Store container logs, pipeline timestamps, and dataset hashes in a separate audit table. This supports reproducibility and audit compliance.

6.2. Data Provenance with W3C PROV

Embed provenance metadata into the final dataset using prov-python so that each record references its source files and processing steps.

6.3. Container Signing

Sign Docker images with Docker Content Trust to ensure that only authorized, untampered images are deployed in production environments.

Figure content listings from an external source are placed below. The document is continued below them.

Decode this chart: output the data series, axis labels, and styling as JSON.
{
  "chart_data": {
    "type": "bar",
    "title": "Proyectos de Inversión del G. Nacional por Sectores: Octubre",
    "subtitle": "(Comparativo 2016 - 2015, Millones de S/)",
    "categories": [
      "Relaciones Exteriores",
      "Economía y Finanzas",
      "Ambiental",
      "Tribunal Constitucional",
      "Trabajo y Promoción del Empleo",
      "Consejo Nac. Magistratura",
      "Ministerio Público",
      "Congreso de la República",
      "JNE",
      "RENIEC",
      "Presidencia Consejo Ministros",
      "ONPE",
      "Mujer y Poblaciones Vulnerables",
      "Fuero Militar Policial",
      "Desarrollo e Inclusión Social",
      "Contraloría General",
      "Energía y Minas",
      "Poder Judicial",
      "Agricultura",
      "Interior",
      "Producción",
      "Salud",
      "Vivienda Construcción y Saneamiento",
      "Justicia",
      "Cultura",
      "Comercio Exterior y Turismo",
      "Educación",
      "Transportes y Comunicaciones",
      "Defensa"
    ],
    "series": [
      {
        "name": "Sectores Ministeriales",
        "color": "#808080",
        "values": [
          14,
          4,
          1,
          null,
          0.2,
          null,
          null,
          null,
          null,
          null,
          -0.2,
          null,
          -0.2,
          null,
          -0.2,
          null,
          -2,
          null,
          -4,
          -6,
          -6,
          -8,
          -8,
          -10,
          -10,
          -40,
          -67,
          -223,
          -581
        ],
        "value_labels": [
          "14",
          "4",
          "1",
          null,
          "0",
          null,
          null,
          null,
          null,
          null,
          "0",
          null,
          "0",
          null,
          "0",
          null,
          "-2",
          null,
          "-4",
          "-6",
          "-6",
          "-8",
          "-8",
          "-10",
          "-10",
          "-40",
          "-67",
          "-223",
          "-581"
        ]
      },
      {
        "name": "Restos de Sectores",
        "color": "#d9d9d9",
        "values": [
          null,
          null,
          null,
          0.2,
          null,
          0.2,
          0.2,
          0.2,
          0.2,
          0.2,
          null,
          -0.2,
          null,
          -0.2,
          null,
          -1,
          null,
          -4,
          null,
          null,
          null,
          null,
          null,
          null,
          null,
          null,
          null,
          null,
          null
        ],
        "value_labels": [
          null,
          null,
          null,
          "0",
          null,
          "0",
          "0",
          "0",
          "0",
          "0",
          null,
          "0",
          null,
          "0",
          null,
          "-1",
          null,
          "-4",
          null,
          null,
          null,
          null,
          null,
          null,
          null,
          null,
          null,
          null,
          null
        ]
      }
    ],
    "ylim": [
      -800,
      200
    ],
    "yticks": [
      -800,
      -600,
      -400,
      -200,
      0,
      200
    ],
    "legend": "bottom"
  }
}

7. Extending the Pipeline for Real-Time Clinical Decision Support

Integrate the model output into an EHR-based dashboard using FastAPI and a lightweight React front end. The API can expose risk scores and suggested biomarkers, enabling oncologists to access multi-omic insights at the point of care.

Conclusion

By systematically aligning single-cell transcriptomics with patient-level EHR data, and encapsulating the workflow in Docker containers orchestrated by automated pipelines, researchers can rapidly generate reproducible, clinically relevant insights. This modular approach ensures scalability, compliance, and the flexibility to incorporate emerging data types—paving the way for truly integrated precision oncology in 2026 and beyond.